Drones, comida produzida em impressoras 3D, nanotecnologia (para ajudar a absorver melhor os nutrientes), hortas verticais, nutrição personalizada... A lista é interminável! «Podemos fazer uma cultura hidropónica e o alimento sair com boa qualidade, sem ser preciso solo nenhum. Há grandes produtores que já fazem determinados produtos por essa via, como é o caso de vegetais como o tomate e frutos como os morangos», exemplifica Luísa Louro. É um sistema através do qual as plantas são cultivadas sobre água corrente, que contém todos os nutrientes necessários para um desenvolvimento equilibrado.
Por não estarem em contacto com o solo, as plantas não estão sujeitas à ação de bactérias, nem absorvem elementos imprevistos. «Teoricamente é mais seguro», conclui a vice-presidente do ISA. O imperativo de plantar na vertical é outra das necessidades. Graças ao aumento da população até 2050, vamos ter de aproveitar ao máximo cada metro quadrado nas cidades. E, visto que há uma tendência para se cultivar cada vez mais nos centros urbanos, seja em hortas comunitárias, ou em ambiente doméstico, a cultura hidropónica vertical pode ser a solução mais adequada. Só este tipo de tecnologia e método de cultivo vão permitir que continuemos a comer produtos biológicos.
Uma coisa é certa, para Gonçalo Cabrita, «a forma como estamos a fazer agricultura, a uma dimensão industrial, não é sustentável». A boa notícia é que, a partir de 2016, poderá aplicar os conceitos de agricultura urbana e vertical da forma mais prática e no conforto da sua casa. Max Loessl criou um eletrodoméstico chamado Vertical Farming Home Unit, que usa tecnologia como a iluminação LED (especialmente desenvolvida para plantas), microcontroladores do clima e irrigação automática através de um sistema hidropónico. Poderemos cultivar ervas aromáticas, fruta (como os morangos) e vegetais, como a alface, a couve e os espinafres, entre outros.
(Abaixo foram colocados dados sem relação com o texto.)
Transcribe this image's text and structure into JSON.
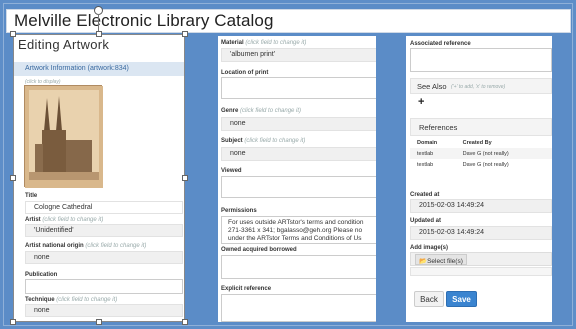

Todas as variáveis e fatores que influenciam o desenvolvimento das plantas podem ser controlados remotamente, porque a máquina está ligada à internet. Por se desenvolverem num ambiente controlado, Max Loessl esclarece que as plantas «crescem três vezes mais rápido, têm altos rendimentos e um elevado valor nutricional». «Os alimentos têm maiores níveis de vitaminas, minerais e antioxidantes», acrescenta ainda. Para garantir que muitas pessoas possam comprar este eletrodoméstico, Max Loessl assegura que o Vertical Farming Home Unit custará menos de 1.000 €.